JSPersistentBlock* persistent;
};
Where JSPersistentBlock defines storage wireing fields. This makes any JS object to be persistable. For now only pure Objects and Arrays are persistable.
Each persistent JS object and array can be in one of four states:
JS_NOT_PERSISTENT
- not persistent at the momentJS_PERSISTENT_DORMANT
- object is persistent but is "dormant", it holds just a reference - item ID in terms of DyBase (dybase_oid_t). Object in this state has no properties or elements loaded into it - it is a {proxy-ref}erence.JS_PERSISTENT_LOADED
- the object has its properties and data loaded from DB;JS_PERSISTENT_MODIFIED
- the object is loaded from DB and is modified by script - ready to be commited to DB.

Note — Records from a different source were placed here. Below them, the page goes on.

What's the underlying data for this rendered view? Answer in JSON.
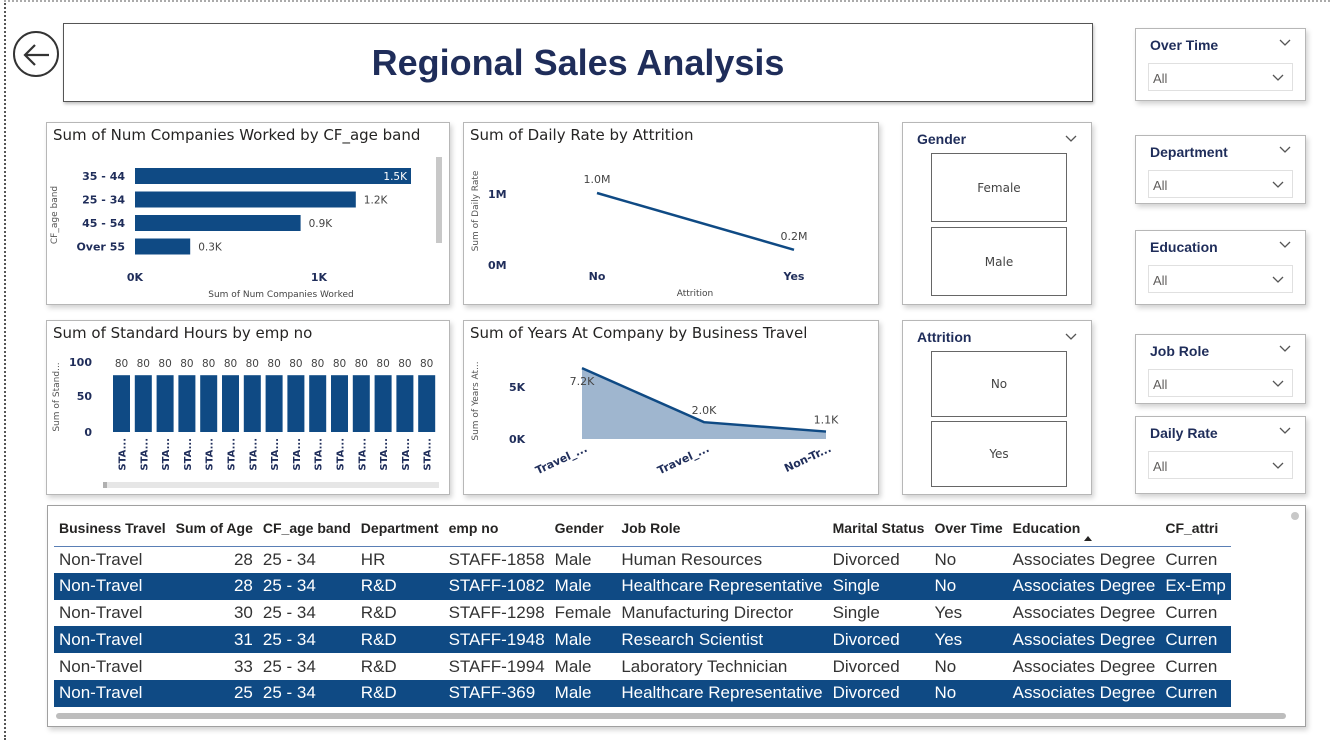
{
  "title": "Regional Sales Analysis",
  "colors": {
    "bar": "#0f4a84",
    "line": "#0f4a84",
    "area": "#9fb6cf",
    "title": "#1f2d5a"
  },
  "icons": {
    "back": "back-arrow-icon",
    "chevron": "chevron-down-icon"
  },
  "charts": {
    "companies": {
      "title": "Sum of Num Companies Worked by CF_age band",
      "ylabel": "CF_age band",
      "xlabel": "Sum of Num Companies Worked",
      "xticks": [
        "0K",
        "1K"
      ]
    },
    "daily_rate": {
      "title": "Sum of Daily Rate by Attrition",
      "ylabel": "Sum of Daily Rate",
      "xlabel": "Attrition",
      "yticks": [
        "1M",
        "0M"
      ]
    },
    "standard_hours": {
      "title": "Sum of Standard Hours by emp no",
      "ylabel": "Sum of Stand...",
      "yticks": [
        "100",
        "50",
        "0"
      ]
    },
    "years": {
      "title": "Sum of Years At Company by Business Travel",
      "ylabel": "Sum of Years At...",
      "yticks": [
        "5K",
        "0K"
      ]
    }
  },
  "chart_data": [
    {
      "type": "bar",
      "orientation": "horizontal",
      "title": "Sum of Num Companies Worked by CF_age band",
      "xlabel": "Sum of Num Companies Worked",
      "ylabel": "CF_age band",
      "categories": [
        "35 - 44",
        "25 - 34",
        "45 - 54",
        "Over 55"
      ],
      "values": [
        1500,
        1200,
        900,
        300
      ],
      "labels": [
        "1.5K",
        "1.2K",
        "0.9K",
        "0.3K"
      ],
      "xlim": [
        0,
        1500
      ]
    },
    {
      "type": "line",
      "title": "Sum of Daily Rate by Attrition",
      "xlabel": "Attrition",
      "ylabel": "Sum of Daily Rate",
      "categories": [
        "No",
        "Yes"
      ],
      "values": [
        1000000,
        200000
      ],
      "labels": [
        "1.0M",
        "0.2M"
      ],
      "ylim": [
        0,
        1300000
      ]
    },
    {
      "type": "bar",
      "title": "Sum of Standard Hours by emp no",
      "ylabel": "Sum of Stand...",
      "categories": [
        "STA...",
        "STA...",
        "STA...",
        "STA...",
        "STA...",
        "STA...",
        "STA...",
        "STA...",
        "STA...",
        "STA...",
        "STA...",
        "STA...",
        "STA...",
        "STA...",
        "STA..."
      ],
      "values": [
        80,
        80,
        80,
        80,
        80,
        80,
        80,
        80,
        80,
        80,
        80,
        80,
        80,
        80,
        80
      ],
      "labels": [
        "80",
        "80",
        "80",
        "80",
        "80",
        "80",
        "80",
        "80",
        "80",
        "80",
        "80",
        "80",
        "80",
        "80",
        "80"
      ],
      "ylim": [
        0,
        100
      ]
    },
    {
      "type": "area",
      "title": "Sum of Years At Company by Business Travel",
      "ylabel": "Sum of Years At...",
      "categories": [
        "Travel_...",
        "Travel_...",
        "Non-Tr..."
      ],
      "values": [
        7200,
        2000,
        1100
      ],
      "labels": [
        "7.2K",
        "2.0K",
        "1.1K"
      ],
      "ylim": [
        0,
        7500
      ]
    }
  ],
  "slicers": {
    "gender": {
      "title": "Gender",
      "options": [
        "Female",
        "Male"
      ]
    },
    "attrition": {
      "title": "Attrition",
      "options": [
        "No",
        "Yes"
      ]
    },
    "over_time": {
      "title": "Over Time",
      "value": "All"
    },
    "department": {
      "title": "Department",
      "value": "All"
    },
    "education": {
      "title": "Education",
      "value": "All"
    },
    "job_role": {
      "title": "Job Role",
      "value": "All"
    },
    "daily_rate": {
      "title": "Daily Rate",
      "value": "All"
    }
  },
  "table": {
    "columns": [
      "Business Travel",
      "Sum of Age",
      "CF_age band",
      "Department",
      "emp no",
      "Gender",
      "Job Role",
      "Marital Status",
      "Over Time",
      "Education",
      "CF_attri"
    ],
    "rows": [
      [
        "Non-Travel",
        "28",
        "25 - 34",
        "HR",
        "STAFF-1858",
        "Male",
        "Human Resources",
        "Divorced",
        "No",
        "Associates Degree",
        "Curren"
      ],
      [
        "Non-Travel",
        "28",
        "25 - 34",
        "R&D",
        "STAFF-1082",
        "Male",
        "Healthcare Representative",
        "Single",
        "No",
        "Associates Degree",
        "Ex-Emp"
      ],
      [
        "Non-Travel",
        "30",
        "25 - 34",
        "R&D",
        "STAFF-1298",
        "Female",
        "Manufacturing Director",
        "Single",
        "Yes",
        "Associates Degree",
        "Curren"
      ],
      [
        "Non-Travel",
        "31",
        "25 - 34",
        "R&D",
        "STAFF-1948",
        "Male",
        "Research Scientist",
        "Divorced",
        "Yes",
        "Associates Degree",
        "Curren"
      ],
      [
        "Non-Travel",
        "33",
        "25 - 34",
        "R&D",
        "STAFF-1994",
        "Male",
        "Laboratory Technician",
        "Divorced",
        "No",
        "Associates Degree",
        "Curren"
      ],
      [
        "Non-Travel",
        "25",
        "25 - 34",
        "R&D",
        "STAFF-369",
        "Male",
        "Healthcare Representative",
        "Divorced",
        "No",
        "Associates Degree",
        "Curren"
      ]
    ],
    "highlighted_rows": [
      1,
      3,
      5
    ]
  }
}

Script runtime provides root object when we open existing storage:
var storage = Storage.open("path/to/data/file.db");
var root = storage.root; // root data object
Main idea is that the root object will be loaded in half-baked way – all sub-collections in that object will have just persistent proxies instead – things that represent references to corresponding data items in DB:
So immediately after loading root object will look as:
storage.root -> {
version: 1,
parent: /*proxy-ref*/
children: /*proxy-ref*/
}
Those special proxy-references are internal entities – not discoverable by the script.

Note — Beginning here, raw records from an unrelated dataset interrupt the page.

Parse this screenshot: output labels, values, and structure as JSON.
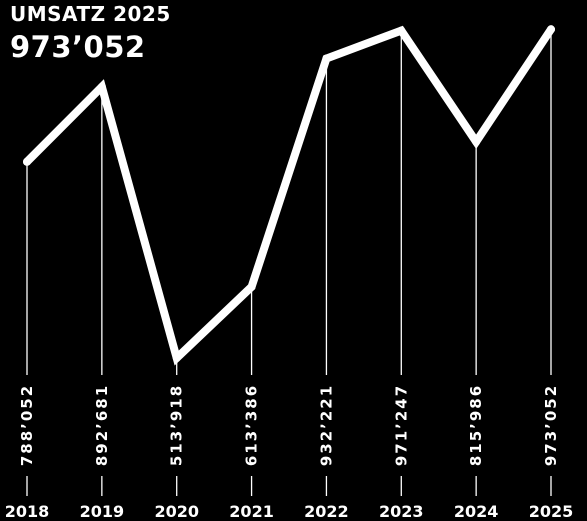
{
  "header": {
    "title": "UMSATZ 2025",
    "total": "973’052"
  },
  "colors": {
    "background": "#000000",
    "line": "#ffffff"
  },
  "chart_data": {
    "type": "line",
    "title": "UMSATZ 2025",
    "categories": [
      "2018",
      "2019",
      "2020",
      "2021",
      "2022",
      "2023",
      "2024",
      "2025"
    ],
    "series": [
      {
        "values": [
          788052,
          892681,
          513918,
          613386,
          932221,
          971247,
          815986,
          973052
        ],
        "value_labels": [
          "788’052",
          "892’681",
          "513’918",
          "613’386",
          "932’221",
          "971’247",
          "815’986",
          "973’052"
        ]
      }
    ],
    "ylim": [
      500000,
      1000000
    ],
    "grid": false,
    "legend": "none"
  }
}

Instead, when we will need to access those sub-objects, script runtime will fetch them from DB transparently for script code. So when we will need to get some property of sub-object like this:
console.log(root.parent.name);
the runtime will fetch needed object from the DB into VM’s heap (memory) and the root will look like this:
storage.root -> {
version: 1,
parent: { name: "John the Magnificent", nickname: "Smith" },
children: /*array-proxy-ref - not accessed yet*/
}
Therefore to get data from the DB we will just need to access elements of collections in DB by standard script means – using obj.prop property accessor or array[index] accessors.
But what will happen with large DB and our code that may walk through all collections inside it? Will whole database be loaded into the heap as a result of visiting all persistent entities?
The answer is “no”. At some point, when runtime will detect that heap is full, garbage collection will be triggered and all persistent entities will be replaced by their proxies. This will free heap from directly unreferenced persistent data. If any of such data contains changes they will be committed (saved) to the database before their removal from the heap.
Therefore data commits (saving data to physical storage) are managed by script runtime automatically: at GC time and when storage gets closed. Script cannot prevent GC to happen nor it cannot force actual GC so data will be auto-commited. But if needed (e.g. after critical data changes), we can call synchronous storage.commit()
method to force changed data to be saved at particular moment of time.
Such mechanism allows script to handle potentially large data sets: maximum number of persistent entities is 2^32 and each persistent item can be a string or a byte array (a.k.a. blob, ArrayBuffer) of size 2^32 bytes.